Todos comenzaron a corear:

—¡Pelea, pelea!

—¡Chicos, por favor! —intervino Jordan Cooper—. A eso me refiero con que nos mantengamos unidos. No podemos perder la cabeza. Somos el pueblo de Sweeneytown, no Salem... —Al final el alguacil alargó su discurso sobre la importancia de la unión y el criterio. Después, recolocó el micrófono y unos tímidos aplausos opacaron las tensiones entre aquellos que se habían gritoneado. Leon se encontraba más tenso por sus propios problemas, así que no pudo contenerse más y le preguntó a Tabatha qué había dicho la noche del sábado.

—No puedo decirte nada, Leon, eso quedó entre el alguacil Cooper y yo.

La joven que vestía como una Ana Frank cristiana se adueñó del micrófono y comenzó a hablarle a los estudiantes con el carisma de un conferencista. Habló de los valores, de la sociedad y de Jesucristo, como que debías guardarlo en tu corazón y cosas parecidas. Se trataba de Brigitte Schmidt, que trabajaba en Shirwood High School como la profesora de música.

—Pues ha salido —le dijo Leon a su hermana.

—¿Cómo que ha salido?

—Patrick se enteró, y por alguna extraña razón me quiere golpear.

—¿Patrick Anderson? ¿Qué tiene que ver él con lo que le dije a Cooper?

—No lo sé. ¡Tú dímelo! —susurró con rabia.

Brigitte continuaba remarcando allá abajo la importancia de la unión, tal y como había dicho Cooper. Insistía en que la música y Jesús eran los ingredientes esenciales para deshacerse de la rabia que sentían como jóvenes. Era normal a esa edad, según decía, pero era tarea de todo adolescente decirle que no a Satanás para ser feliz.

—Está bien, te diré. Cuando ese loco me atacó, habló de manera muy extraña. En lugar de decirme las cosas con furia lo hizo como con miedo, en un muy mal inglés.

—¿Qué?

—Hablaba raro, como extranjero.

—¡No debiste haberle dicho eso al alguacil! —Leon había comprendido ahora por qué los Anderson se habían ofendido. Resultaba que desde hace dos años contrataban inmigrantes ilegales. Era bien sabido en Sweeneytown, una de las tantas habladurías.

—¿Y qué se supone que dijera?

—Tal vez hubieras omitido ese detalle.

—¡Leon! ¿Qué demonios? Dime lo que sucede.

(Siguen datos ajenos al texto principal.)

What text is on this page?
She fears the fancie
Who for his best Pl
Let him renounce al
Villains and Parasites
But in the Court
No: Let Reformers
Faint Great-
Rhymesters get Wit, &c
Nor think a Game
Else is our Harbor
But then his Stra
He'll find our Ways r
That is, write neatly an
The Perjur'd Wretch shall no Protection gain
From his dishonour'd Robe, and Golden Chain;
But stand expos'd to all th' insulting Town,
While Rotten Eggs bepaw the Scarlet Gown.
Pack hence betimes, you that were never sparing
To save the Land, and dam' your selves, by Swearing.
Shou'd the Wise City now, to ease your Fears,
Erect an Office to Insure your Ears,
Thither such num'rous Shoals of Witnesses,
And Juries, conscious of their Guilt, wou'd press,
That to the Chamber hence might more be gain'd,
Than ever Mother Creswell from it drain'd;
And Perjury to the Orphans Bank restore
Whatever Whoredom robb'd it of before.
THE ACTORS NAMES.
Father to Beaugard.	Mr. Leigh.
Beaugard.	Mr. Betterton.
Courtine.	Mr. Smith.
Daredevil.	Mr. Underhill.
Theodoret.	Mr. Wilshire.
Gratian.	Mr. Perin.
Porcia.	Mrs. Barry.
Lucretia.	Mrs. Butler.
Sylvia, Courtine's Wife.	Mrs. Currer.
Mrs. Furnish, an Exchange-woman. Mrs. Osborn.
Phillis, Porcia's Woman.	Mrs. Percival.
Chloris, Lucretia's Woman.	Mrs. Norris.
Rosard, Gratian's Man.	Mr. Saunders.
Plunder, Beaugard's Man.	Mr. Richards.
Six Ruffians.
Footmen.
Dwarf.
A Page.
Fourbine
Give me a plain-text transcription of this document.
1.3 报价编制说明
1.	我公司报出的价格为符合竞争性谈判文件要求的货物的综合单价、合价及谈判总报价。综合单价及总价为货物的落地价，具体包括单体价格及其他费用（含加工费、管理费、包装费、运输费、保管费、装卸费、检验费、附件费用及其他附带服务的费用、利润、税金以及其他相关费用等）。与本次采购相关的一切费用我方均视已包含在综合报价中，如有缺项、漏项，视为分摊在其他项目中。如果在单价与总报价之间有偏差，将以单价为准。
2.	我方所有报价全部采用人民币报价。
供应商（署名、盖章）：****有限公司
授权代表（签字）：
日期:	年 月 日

Pero su hermano hizo caso omiso. Solo fingió que se interesaba en lo que decía Brigitte, quien ahora leía el pasaje de un libro. Como ella era muy lectora, creía que sus novelas tenían grandes mensajes para los demás. En cambio, los estudiantes hablaban entre ellos o se divertían con sus propias anécdotas. En realidad, allí nadie tomaba en serio a la profesora. La primera razón era su edad, muy cercana a la de ellos, y en segundo lugar estaban sus creencias, tan crédulas como las de una anciana. Esto pensaban.

—Así es como acabamos con los totalitarismos —clamaba Brigitte—. No hay que permitirlos nunca más.—Cerró el libro y, espabilados, todos aplaudieron con fuerza.